The 4-ETH bond reduction, ongoing liquidity recovery from the Balancer hack, and the approaching Saturn upgrade create a window where the community benefits from having a clear-eyed baseline assessment. The comparative lens against Lido and other LSTs provides context that protocol-native documentation cannot — it answers “how does Rocket Pool stack up?” with data, not conviction.

Methodology Context

The scoring framework used for this analysis evaluates protocols across 25 dimensions including stakeholder architecture, demand architecture, supply mechanics, governance structure, distribution fairness, health metrics, and contagion exposure.

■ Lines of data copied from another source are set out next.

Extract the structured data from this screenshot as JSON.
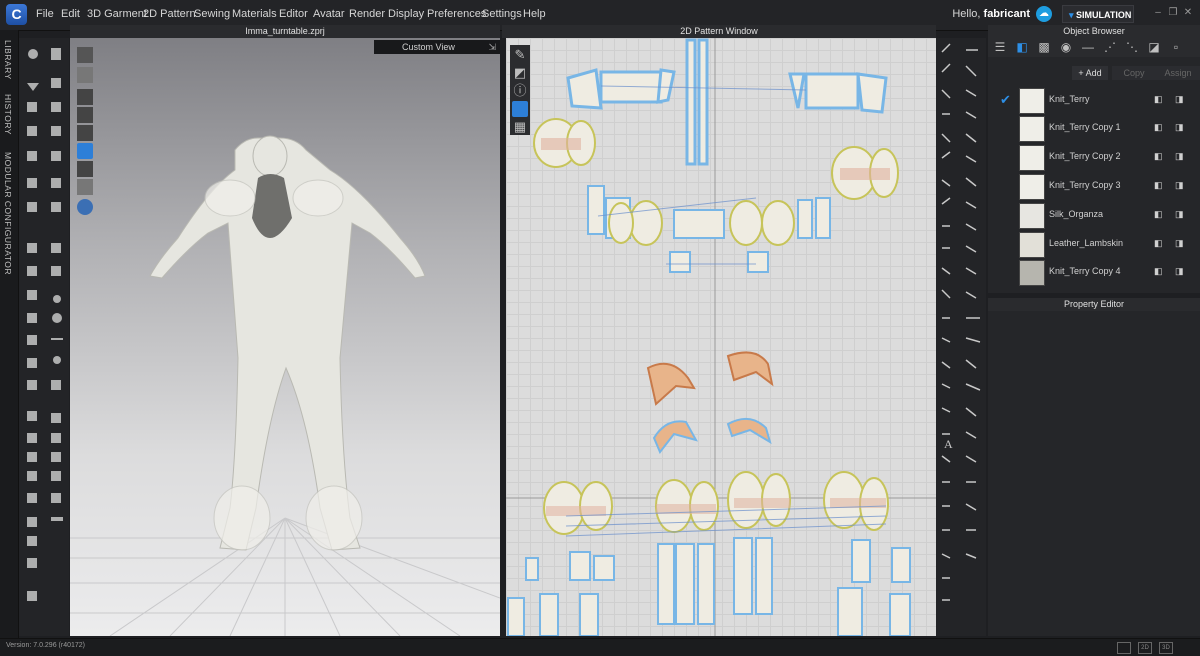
{
  "app": {
    "menus": [
      "File",
      "Edit",
      "3D Garment",
      "2D Pattern",
      "Sewing",
      "Materials",
      "Editor",
      "Avatar",
      "Render",
      "Display",
      "Preferences",
      "Settings",
      "Help"
    ],
    "greeting": "Hello,",
    "username": "fabricant",
    "mode_button": "SIMULATION",
    "accent_color": "#2d8fe6"
  },
  "side_tabs": [
    "LIBRARY",
    "HISTORY",
    "MODULAR CONFIGURATOR"
  ],
  "viewport_3d": {
    "title": "Imma_turntable.zprj",
    "view_label": "Custom View"
  },
  "pattern_window": {
    "title": "2D Pattern Window"
  },
  "object_browser": {
    "title": "Object Browser",
    "add_label": "+ Add",
    "copy_label": "Copy",
    "assign_label": "Assign",
    "materials": [
      {
        "name": "Knit_Terry",
        "selected": true
      },
      {
        "name": "Knit_Terry Copy 1"
      },
      {
        "name": "Knit_Terry Copy 2"
      },
      {
        "name": "Knit_Terry Copy 3"
      },
      {
        "name": "Silk_Organza"
      },
      {
        "name": "Leather_Lambskin"
      },
      {
        "name": "Knit_Terry Copy 4"
      }
    ]
  },
  "property_editor": {
    "title": "Property Editor"
  },
  "status": {
    "version": "Version: 7.0.296 (r40172)",
    "view_buttons": [
      "",
      "2D",
      "3D"
    ]
  }
}
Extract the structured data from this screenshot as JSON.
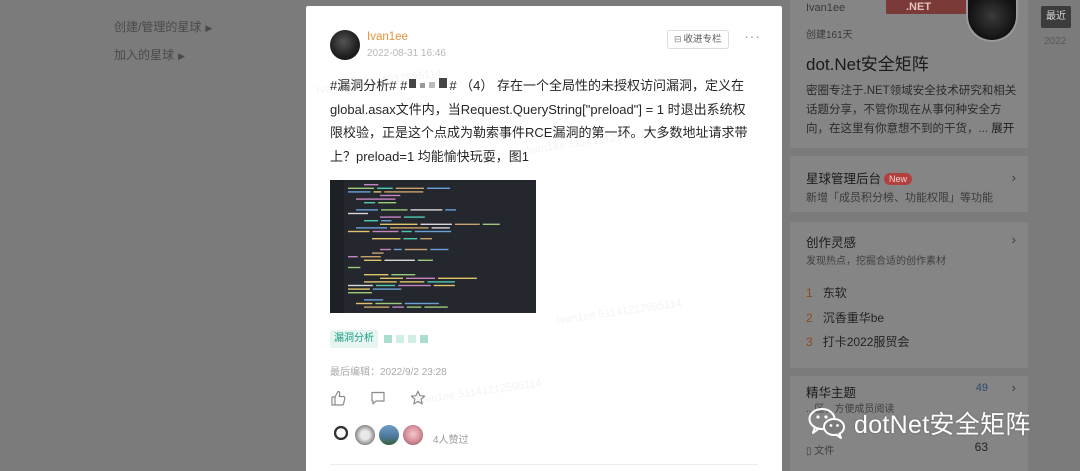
{
  "left_nav": {
    "items": [
      {
        "label": "创建/管理的星球"
      },
      {
        "label": "加入的星球"
      }
    ]
  },
  "planet": {
    "owner_name": "Ivan1ee",
    "banner_text": ".NET",
    "created": "创建161天",
    "title": "dot.Net安全矩阵",
    "description": "密圈专注于.NET领域安全技术研究和相关话题分享，不管你现在从事何种安全方向，在这里有你意想不到的干货，...",
    "expand_label": "展开"
  },
  "admin": {
    "title": "星球管理后台",
    "badge": "New",
    "description": "新增「成员积分榜、功能权限」等功能"
  },
  "inspiration": {
    "title": "创作灵感",
    "description": "发现热点，挖掘合适的创作素材",
    "items": [
      {
        "rank": "1",
        "label": "东软"
      },
      {
        "rank": "2",
        "label": "沉香重华be"
      },
      {
        "rank": "3",
        "label": "打卡2022服贸会"
      }
    ]
  },
  "essence": {
    "title": "精华主题",
    "count": "49",
    "description": "...区，方便成员阅读",
    "files_label": "文件",
    "files_count": "63"
  },
  "timeline": {
    "recent": "最近",
    "year": "2022"
  },
  "post": {
    "author": "Ivan1ee",
    "datetime": "2022-08-31 16:46",
    "collect_label": "收进专栏",
    "more_label": "···",
    "content_prefix": "#漏洞分析# #",
    "content_after_redact": "# （4） 存在一个全局性的未授权访问漏洞，定义在global.asax文件内，当Request.QueryString[\"preload\"] = 1 时退出系统权限校验，正是这个点成为勒索事件RCE漏洞的第一环。大多数地址请求带上？preload=1 均能愉快玩耍，图1",
    "tags": [
      {
        "label": "漏洞分析"
      }
    ],
    "edited": "最后编辑：2022/9/2 23:28",
    "likes_text": "4人赞过",
    "watermark": "Ivan1ee 51141212595114"
  },
  "source_watermark": "dotNet安全矩阵",
  "colors": {
    "author": "#e8913a",
    "tag_text": "#1a9e80",
    "tag_bg": "#e6f5f1",
    "new_badge": "#b0413e"
  },
  "icons": [
    "collect-icon",
    "more-icon",
    "like-icon",
    "comment-icon",
    "star-icon",
    "chevron-right-icon",
    "wechat-icon"
  ]
}
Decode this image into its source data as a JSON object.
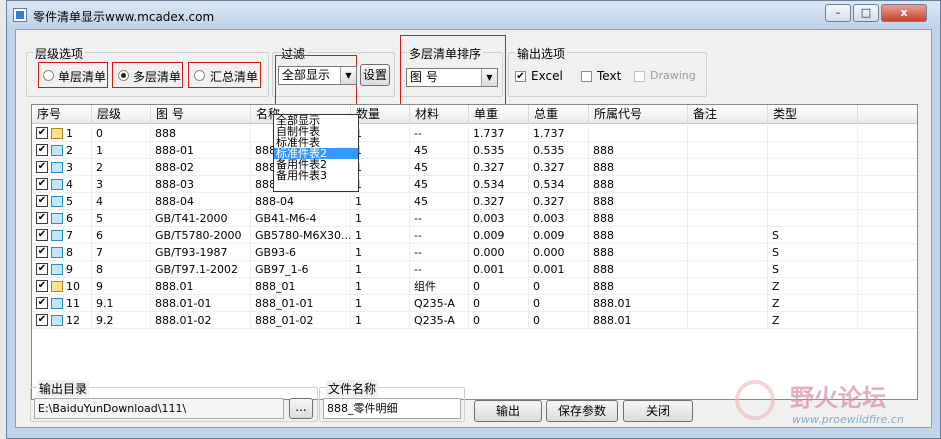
{
  "window": {
    "title": "零件清单显示www.mcadex.com",
    "minimize": "–",
    "maximize": "□",
    "close": "x"
  },
  "level_options": {
    "label": "层级选项",
    "single": "单层清单",
    "multi": "多层清单",
    "summary": "汇总清单",
    "selected": "multi"
  },
  "filter": {
    "label": "过滤",
    "value": "全部显示",
    "button": "设置",
    "options": [
      "全部显示",
      "自制件表",
      "标准件表",
      "标准件表2",
      "备用件表2",
      "备用件表3"
    ],
    "highlighted": "标准件表2"
  },
  "sort": {
    "label": "多层清单排序",
    "value": "图 号"
  },
  "output_options": {
    "label": "输出选项",
    "excel": "Excel",
    "excel_checked": true,
    "text": "Text",
    "text_checked": false,
    "drawing": "Drawing",
    "drawing_checked": false
  },
  "table": {
    "columns": [
      "序号",
      "层级",
      "图 号",
      "名称",
      "数量",
      "材料",
      "单重",
      "总重",
      "所属代号",
      "备注",
      "类型"
    ],
    "rows": [
      {
        "no": "1",
        "level": "0",
        "code": "888",
        "name": "",
        "qty": "1",
        "mat": "--",
        "uw": "1.737",
        "tw": "1.737",
        "parent": "",
        "note": "",
        "type": "",
        "asm": true
      },
      {
        "no": "2",
        "level": "1",
        "code": "888-01",
        "name": "888",
        "qty": "1",
        "mat": "45",
        "uw": "0.535",
        "tw": "0.535",
        "parent": "888",
        "note": "",
        "type": "",
        "asm": false
      },
      {
        "no": "3",
        "level": "2",
        "code": "888-02",
        "name": "888-02",
        "qty": "1",
        "mat": "45",
        "uw": "0.327",
        "tw": "0.327",
        "parent": "888",
        "note": "",
        "type": "",
        "asm": false
      },
      {
        "no": "4",
        "level": "3",
        "code": "888-03",
        "name": "888-03",
        "qty": "1",
        "mat": "45",
        "uw": "0.534",
        "tw": "0.534",
        "parent": "888",
        "note": "",
        "type": "",
        "asm": false
      },
      {
        "no": "5",
        "level": "4",
        "code": "888-04",
        "name": "888-04",
        "qty": "1",
        "mat": "45",
        "uw": "0.327",
        "tw": "0.327",
        "parent": "888",
        "note": "",
        "type": "",
        "asm": false
      },
      {
        "no": "6",
        "level": "5",
        "code": "GB/T41-2000",
        "name": "GB41-M6-4",
        "qty": "1",
        "mat": "--",
        "uw": "0.003",
        "tw": "0.003",
        "parent": "888",
        "note": "",
        "type": "",
        "asm": false
      },
      {
        "no": "7",
        "level": "6",
        "code": "GB/T5780-2000",
        "name": "GB5780-M6X30...",
        "qty": "1",
        "mat": "--",
        "uw": "0.009",
        "tw": "0.009",
        "parent": "888",
        "note": "",
        "type": "S",
        "asm": false
      },
      {
        "no": "8",
        "level": "7",
        "code": "GB/T93-1987",
        "name": "GB93-6",
        "qty": "1",
        "mat": "--",
        "uw": "0.000",
        "tw": "0.000",
        "parent": "888",
        "note": "",
        "type": "S",
        "asm": false
      },
      {
        "no": "9",
        "level": "8",
        "code": "GB/T97.1-2002",
        "name": "GB97_1-6",
        "qty": "1",
        "mat": "--",
        "uw": "0.001",
        "tw": "0.001",
        "parent": "888",
        "note": "",
        "type": "S",
        "asm": false
      },
      {
        "no": "10",
        "level": "9",
        "code": "888.01",
        "name": "888_01",
        "qty": "1",
        "mat": "组件",
        "uw": "0",
        "tw": "0",
        "parent": "888",
        "note": "",
        "type": "Z",
        "asm": true
      },
      {
        "no": "11",
        "level": "9.1",
        "code": "888.01-01",
        "name": "888_01-01",
        "qty": "1",
        "mat": "Q235-A",
        "uw": "0",
        "tw": "0",
        "parent": "888.01",
        "note": "",
        "type": "Z",
        "asm": false
      },
      {
        "no": "12",
        "level": "9.2",
        "code": "888.01-02",
        "name": "888_01-02",
        "qty": "1",
        "mat": "Q235-A",
        "uw": "0",
        "tw": "0",
        "parent": "888.01",
        "note": "",
        "type": "Z",
        "asm": false
      }
    ]
  },
  "bottom": {
    "out_dir_label": "输出目录",
    "out_dir_value": "E:\\BaiduYunDownload\\111\\",
    "browse": "...",
    "file_name_label": "文件名称",
    "file_name_value": "888_零件明细",
    "output_button": "输出",
    "save_params_button": "保存参数",
    "close_button": "关闭"
  },
  "watermark": {
    "text": "野火论坛",
    "url": "www.proewildfire.cn"
  }
}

The same framework has been applied to 34 DeFi protocols across 10 categories. Rocket Pool currently scores 72.20/100 (classified: SAFE, #1 in Liquid Staking). Lido scores 49.21 (classified: EXTRACTIVE). These scores and the full methodology will be published alongside the report.

Practical Value

The rETH Governance Advocacy Toolkit (Milestone B) is designed for a specific use case: when Rocket Pool community members engage with lending protocol governance to advocate for rETH listings, supply cap increases, or LTV parameter improvements. Aave, Morpho, and Spark all use liquidity depth, decentralization metrics, and redemption throughput as inputs to their risk parameter decisions. A standardized, data-backed document reduces the effort required for each submission and increases the credibility of each ask.

Resources

  • Rocket Pool documentation
  • Rocket Pool governance forum
  • RPL tokenomics overview
  • Rocketscan (protocol analytics)
  • Tokedex project site (existing framework): https://tokedex.org
  • Prior applied analysis — Reserve Protocol rETH forum submission
  • ENSIP-26 Agent Text Records (context for broader ecosystem)

Contacts

  • Robert Greenfield IV — Author of Tokédex, CPO @ Bluprynt, Fmr Head of ConsenSys Social Impact, Fmr. Blockchain Observatory Expert Panel member. Twitter/X: @robtg4

Verification

The GMC or a designated community reviewer with familiarity in DeFi tokenomics and liquid staking protocol economics. Verification should confirm:

  • Milestone A: Report covers all specified dimensions, comparative benchmarks use consistent methodology, data sources are cited, analysis is published under open license at a permanent URL
  • Milestone B: Document is formatted for governance forum submission, metrics are current and sourced, template cover letter is included, a non-technical community member can use it without modification
  • Optional milestones: Addendum addresses specified questions with data, published within stated timeframes

Notice: This message marks the closing of the thirty-seventh (37) round of Rocket Pool bounty applications. Any applications submitted after this will not be considered for this round.